Sainsbury’s boss envisages tax change as Government tries to balance the books
In a meeting with analysts last week, King - who is opposed to VAT on food - said he thinks the Government might alight on the idea of levying the tax on products perceived as less healthy, such as those high in fat or highly processed, as being more socially acceptable than a blanket imposition.
King said that VAT on fresh food would be “regressive” and “bizarre” because it would hit poorer families the hardest, but saw no evidence that option was being considered.
At present, VAT is already levied on alcohol and some crisps, snacks and confectionery. Some observers believe extra taxes on such products would have a beneficial impact on health problems such as obesity.
Collins Stewart analyst Greg Lawless said: “Extending VAT to further unhealthy foods could be seen as a sensible halfway house that is more socially responsible than other ideas that have been floated, such as VAT on fresh foods, which is seen as regressive.”
The speculation followed the decision of the Food Standards Agency earlier this month to consult on whether taxing certain foods would encourage people to make healthier eating choices.

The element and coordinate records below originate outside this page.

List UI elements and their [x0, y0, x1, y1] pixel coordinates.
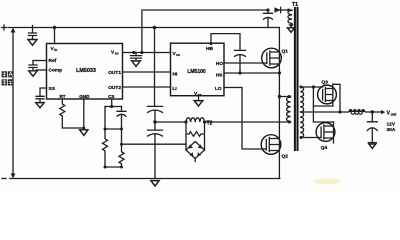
pin Ref [49, 58, 57, 64]
capacitor C8 bias filter [264, 8, 273, 27]
transistor Q2 low-side MOSFET [261, 97, 288, 179]
svg-text:LO: LO [215, 86, 222, 92]
pin HB [206, 46, 213, 52]
svg-text:GND: GND [79, 94, 90, 99]
svg-text:CS: CS [108, 94, 114, 99]
svg-text:Q3: Q3 [322, 80, 329, 86]
op-amp U1 LM5033 controller box [47, 44, 123, 100]
node half-bridge midpoint [153, 120, 156, 123]
wire Q3 source [313, 105, 332, 107]
wire bottom rail [10, 178, 280, 180]
svg-text:12V: 12V [387, 121, 396, 127]
transformer T1 secondary winding [300, 87, 303, 138]
svg-text:in: in [54, 48, 57, 52]
svg-text:T2: T2 [207, 120, 213, 126]
ground at output cap [368, 143, 376, 149]
pin OUT1 [108, 70, 121, 76]
wire HS [224, 71, 281, 74]
wire bias top [142, 10, 289, 53]
svg-text:30A: 30A [387, 127, 396, 133]
transformer T1 aux winding [287, 9, 295, 33]
svg-text:HS: HS [216, 73, 223, 79]
wire CS to bridge [120, 143, 186, 146]
wire secondary top to Q3 gate [300, 85, 323, 88]
inductor L1 output [300, 109, 380, 114]
capacitor C6 divider lower [148, 122, 163, 179]
pin HO [216, 61, 223, 67]
wire primary return with T2 [155, 121, 291, 124]
capacitor C5 divider upper [148, 106, 163, 122]
svg-text:LM5033: LM5033 [76, 68, 96, 74]
resistor R3 CS right leg [104, 129, 125, 169]
svg-text:out: out [391, 113, 397, 117]
svg-text:OUT1: OUT1 [108, 70, 121, 76]
resistor R4 burden [186, 122, 205, 150]
op-amp U2 LM5100 driver box [171, 43, 225, 95]
wire OUT1 to HI [123, 71, 171, 73]
svg-text:Q4: Q4 [321, 145, 328, 151]
node Vin feed [53, 26, 56, 44]
svg-text:Q2: Q2 [282, 154, 289, 160]
label Vout [387, 111, 398, 117]
label 30A [387, 127, 396, 133]
wire Comp [36, 69, 46, 71]
pin HS [216, 73, 223, 79]
node switch midpoint [278, 95, 291, 98]
diode D1 bias rectifier [274, 7, 280, 12]
input - terminal [2, 178, 6, 180]
transistor Q4 sync FET [316, 122, 335, 151]
wire LO to Q2 gate [224, 88, 266, 150]
capacitor C3 on SS [36, 88, 47, 108]
capacitor C2 on Ref [29, 61, 47, 77]
svg-text:HO: HO [216, 61, 223, 67]
pin RT [59, 94, 65, 99]
transformer T2 current sense winding [184, 118, 206, 124]
resistor R2 CS left leg [103, 107, 108, 168]
input + terminal [2, 25, 7, 30]
ground at GND pin [80, 99, 88, 135]
svg-text:Comp: Comp [49, 67, 63, 73]
label 输入电压 (drawn pseudo-glyphs) [2, 71, 14, 85]
pin HI [173, 72, 178, 78]
svg-text:HB: HB [206, 46, 213, 52]
pin Vcc U2 [173, 51, 181, 57]
wire secondary bottom to Q4 gate [300, 136, 322, 139]
pin GND [79, 94, 90, 99]
capacitor C1 input bypass [28, 26, 37, 46]
svg-text:T1: T1 [292, 2, 298, 8]
capacitor C10 output [367, 112, 377, 143]
svg-text:RT: RT [59, 94, 65, 99]
capacitor C4 CS filter [104, 107, 127, 131]
svg-text:Ref: Ref [49, 58, 57, 64]
pin Vcc U1 [111, 50, 119, 56]
wire top rail [8, 27, 279, 29]
resistor R1 on RT [60, 99, 84, 128]
svg-text:cc: cc [176, 53, 180, 57]
svg-text:LM5100: LM5100 [187, 69, 206, 75]
wire cross link [313, 87, 333, 122]
label 12V [387, 121, 396, 127]
transformer T1 primary winding [287, 97, 291, 123]
pin CS [108, 94, 114, 99]
ground below bottom rail [151, 181, 159, 186]
background smudge [313, 179, 341, 185]
node rail to divider [153, 26, 157, 107]
pin OUT2 [108, 85, 121, 91]
diode bridge D2-D5 [186, 142, 205, 162]
svg-text:cc: cc [115, 52, 119, 56]
pin LI [173, 86, 178, 92]
pin Comp [49, 67, 63, 73]
pin Vss [194, 91, 202, 97]
node output [371, 110, 374, 113]
svg-text:Q1: Q1 [282, 48, 289, 54]
svg-text:LI: LI [173, 86, 178, 92]
ground at Vss [194, 96, 203, 106]
wire Vcc bus [123, 51, 171, 54]
svg-text:OUT2: OUT2 [108, 85, 121, 91]
node CS network top [105, 99, 122, 108]
transformer T1 core [295, 7, 298, 151]
input voltage arrow [11, 28, 16, 179]
label T2 [207, 120, 213, 126]
capacitor C9 bootstrap [235, 50, 246, 73]
label T1 [292, 2, 298, 8]
pin SS [49, 86, 56, 92]
svg-text:HI: HI [173, 72, 178, 78]
capacitor C7 Vcc bypass [131, 53, 142, 67]
wire HB bootstrap [210, 34, 241, 51]
pin LO [215, 86, 222, 92]
svg-text:SS: SS [49, 86, 56, 92]
pin Vin [51, 46, 58, 52]
transistor Q3 sync FET [318, 80, 340, 112]
arrow to Vout [381, 110, 385, 114]
wire OUT2 to LI [123, 86, 171, 88]
wire HO to Q1 gate [224, 62, 267, 64]
transistor Q1 high-side MOSFET [262, 28, 289, 97]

King’s comments came as concern about a VAT increase mounted ahead of the emergency Budget next month, and retailers adopted divergent stances.
Kingfisher chief executive Ian Cheshire this week called on the Government to consider extending VAT to food and other exempt items. He said there is a case for assessing a broader application of VAT rather than simply putting the standard rate up.
Marks & Spencer chairman Sir Stuart Rose said that any VAT rise would be “unpalatable”, but if the tax rate is changed retailers need to be given plenty of notice.
Some general retailers are already preparing for a VAT increase from 17.5% to 20%. Fashion chiefs - also hit by rising cotton prices - are poised to up prices for autumn.
Yesterday the British Retail Consortium published a study claiming that raising the VAT rate to 20% would cost 163,000 jobs over four years and reduce consumer spending by £3.6bn over the same period. BRC director-general Stephen Robertson said: “The Government must deliver a route to stability by avoiding damaging tax rises.”